In questa prospettiva ho accolto con una certa eccitazione l’idea che i KaBOOM! Studios avessero comprato i diritti di Adventure Time, geniale serie animata di Cartoon Network. A rendermi ancora più felice il fatto che a scriverla sia stato chiamato Ryan North, autore della surreale striscia digitale Dinosaur Comics. Una delle scelte migliori che si potessero fare per portare su carta le sfrenate fantasie generate puntata dopo puntata dal vulcanico Pendleton Ward.


Per chi non lo sapesse Adventure Time è una delle serie animate più premiate degli ultimi anni, capace di mettere sullo stesso piatto citazionismo sfrenato (soprattutto giochi di ruolo), estetica urban vinyl, anarchismo underground e la follia di Maxwell Atoms. Siamo di fronte a una di quelle serie umoristiche che lasciano perplessi alla prima puntata per poi diventare droga dalla terza/quarta in avanti (tipo Little Britain, da irritante a esilarante nel giro di un quarto di stagione). Poi ci sarebbe tutto un discorso sull’incredibile scorrettezza politica strisciante, invisibile ai più piccini ma impossibile da non adorare per chi ha passato i quattordici anni. Non siamo ai livelli di un Regular Show (il Beavis & Butthead per bimbi di CN) ma ci si difende bene, soprattutto quando si spinge sul bromance o sull’amore per la violenza da parte di un bambino di dodici anni.


Si aggiunga poi un cast di personaggi irresistibili, tipo la vampirella grunge (non emo, proprio grunge) Marceline, la console portatile (rigorosamente 8 bit) BMO o il Party God (va bene, questo compare una volta sola ma è talmente figo che valeva la pena citarlo), per ritrovarsi tra le mani un cartone animato con la scritta CULTO tatuata addosso a lettere cubitali. E la controparte cartacea com’è? Come leggere un  meta fumetto (alla Uomo Radioattivo, Weeping Gorilla o Science Dog) senza fumetto attorno. Anche se abbiamo tra le mani un numero troppo basso di pagine per dare una valutazione degna di nota, l’impressione è che i toni della serie animata siano stati catturati in pieno. Con almeno un paio di trovate ancora più adulte e perturbanti del materiale di partenza. Il mondo di Ooo è avvolto nel suo manto di candore zuccheroso mentre Finn e Jake rimangono i buoni più buoni che si possa immaginare. L’insieme è talmente strampalato, e al contempo ratificato nelle ferree leggi del fantasy, che lo si immagina come lettura di un personaggio di qualche fumetto a sua volta slegato dalla realtà. Sarebbe il fumetto perfetto da mettere in mano al Lou Martin di Major Bummer (o alla palletta verde di X-Statix).

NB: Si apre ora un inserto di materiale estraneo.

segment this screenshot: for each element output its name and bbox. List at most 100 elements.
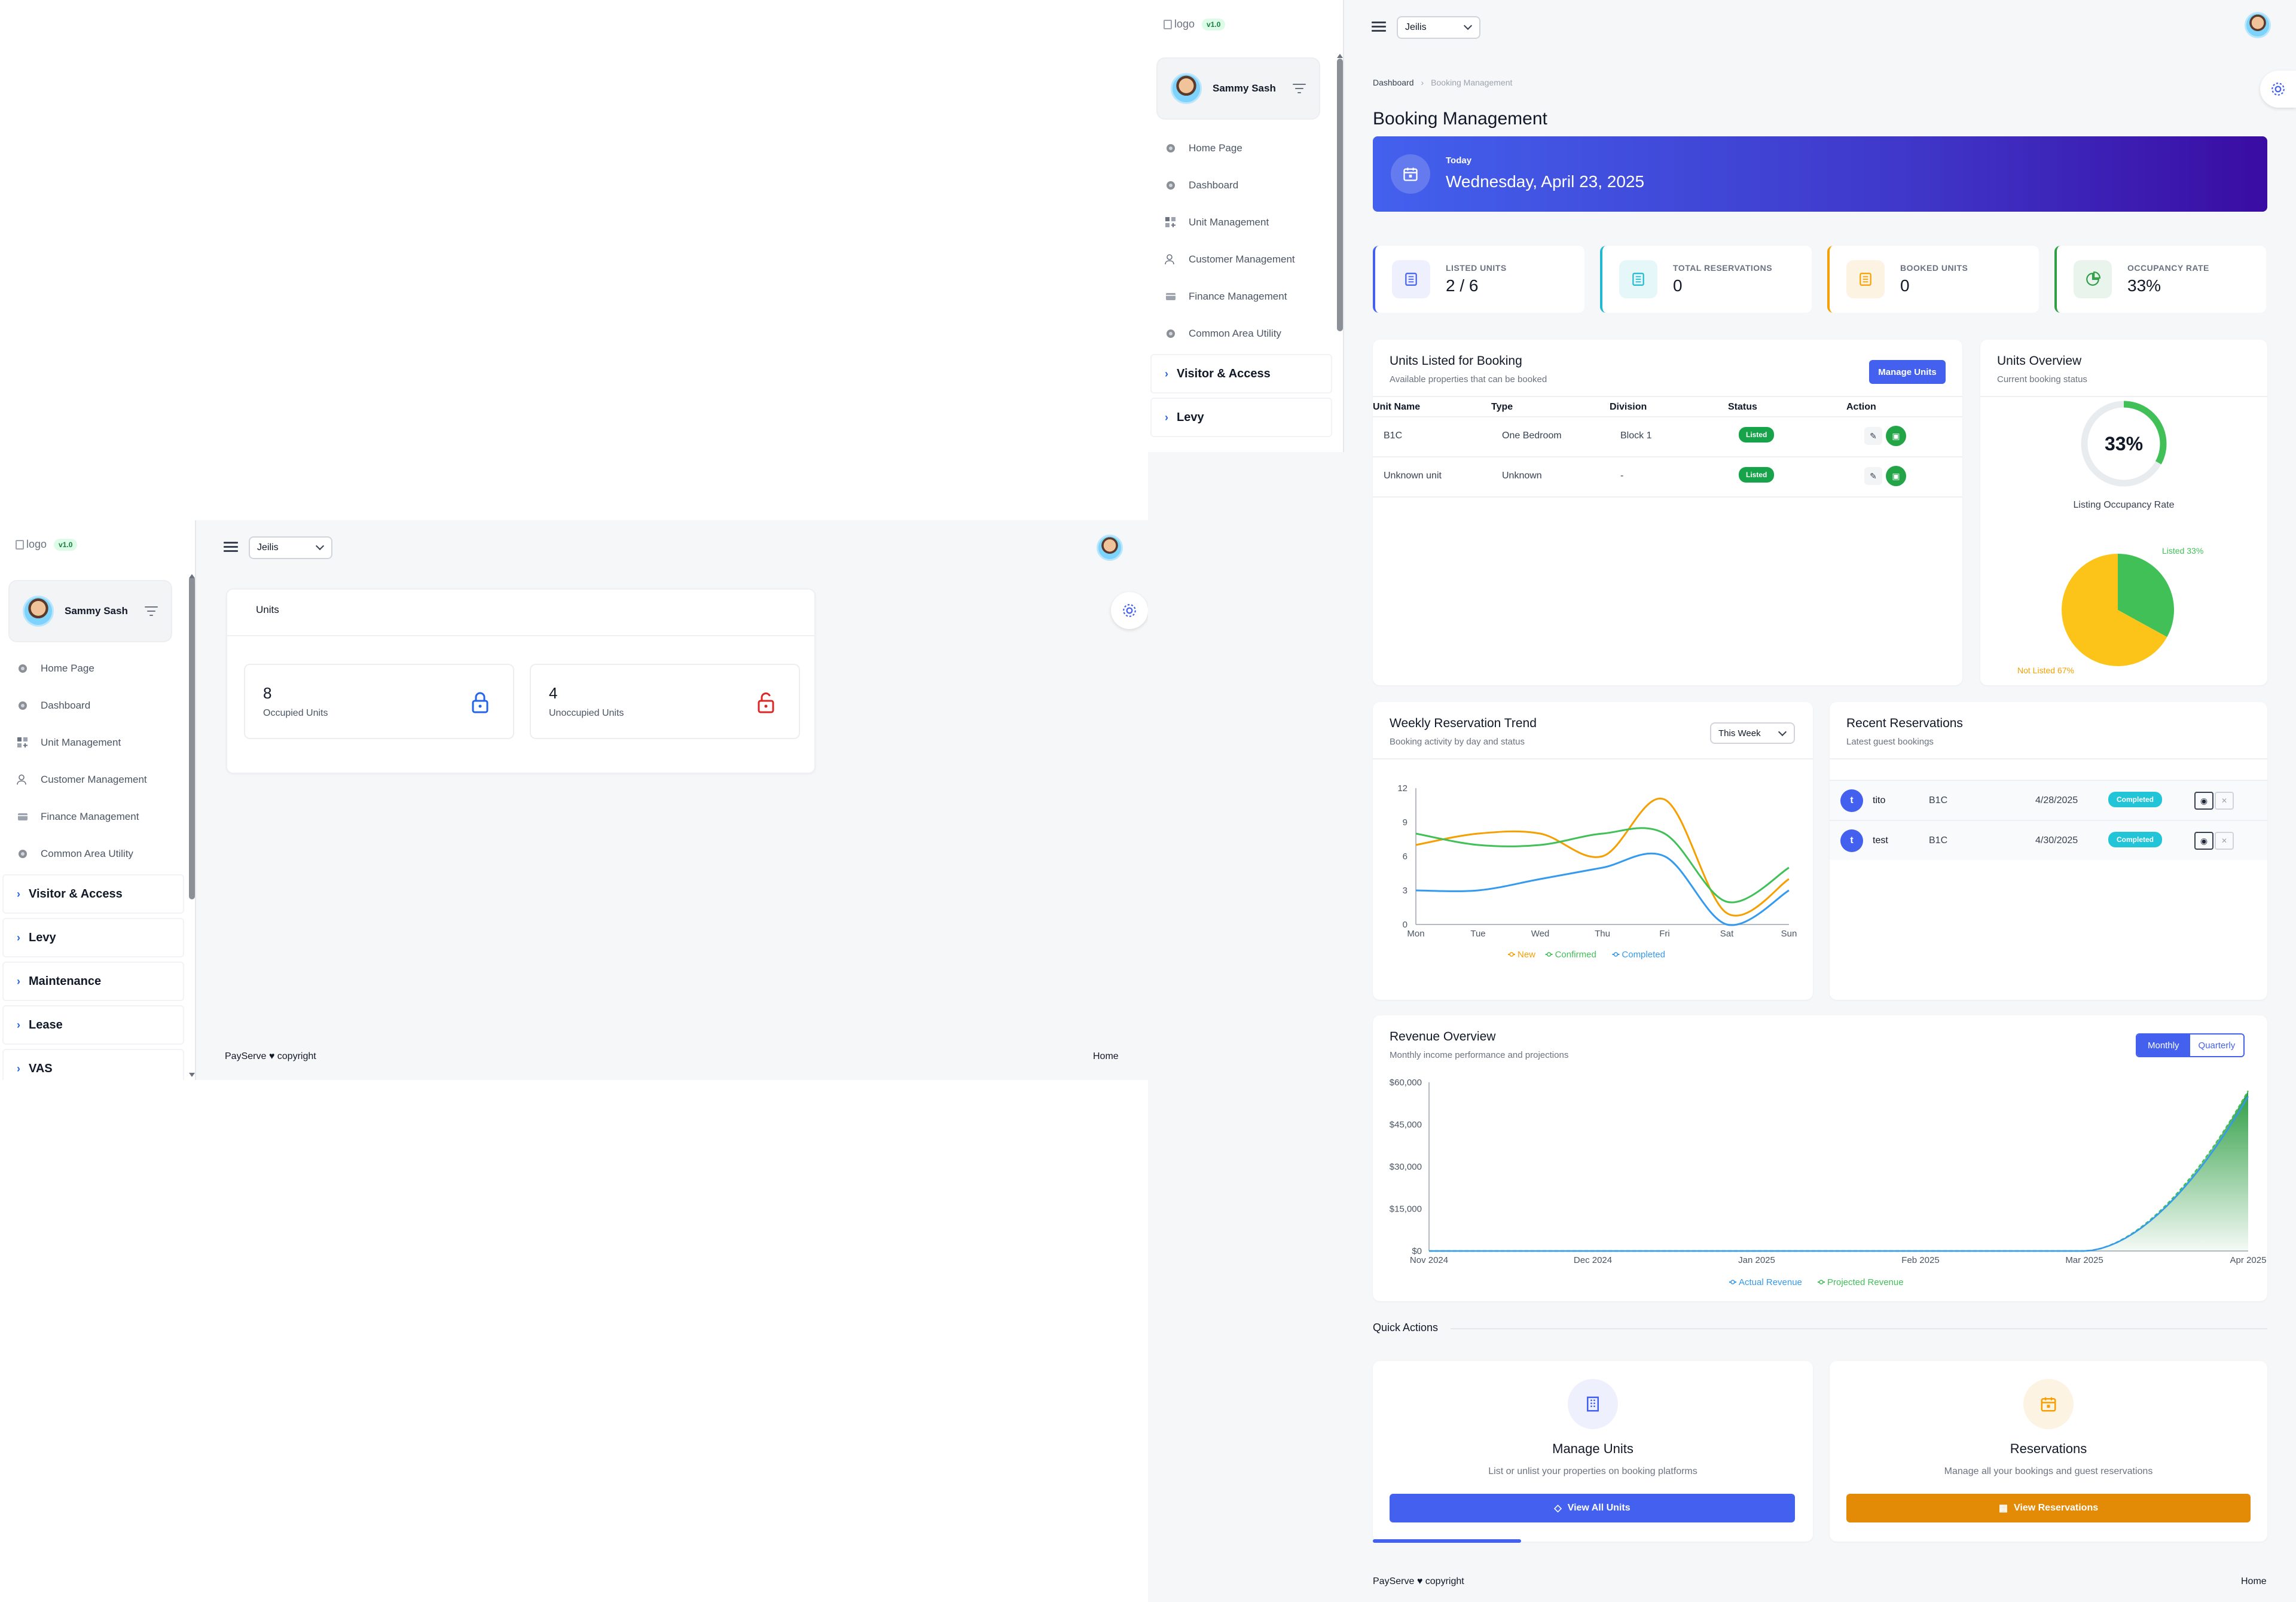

Un lavoro trasversale, potenzialmente per tutti ma in realtà destinato a conquistare un sacco di micro nicchie. Kidult, pupetti non ancora completamente assuefatti dalla loro Xbox 360, completisti di KidRobot,… Mercati quasi neppure toccati dal resto della produzione statunitense, eppure estremamente ricettivi (come testimonia il sold-out di questo primo numero).  Se dopo, come me, appartenete ad almeno il 75% di questi bizzarri segmenti di mercato capirete il perché di tanto entusiasmo per le lisergiche avventure di Finn l'umano e Jake il cane.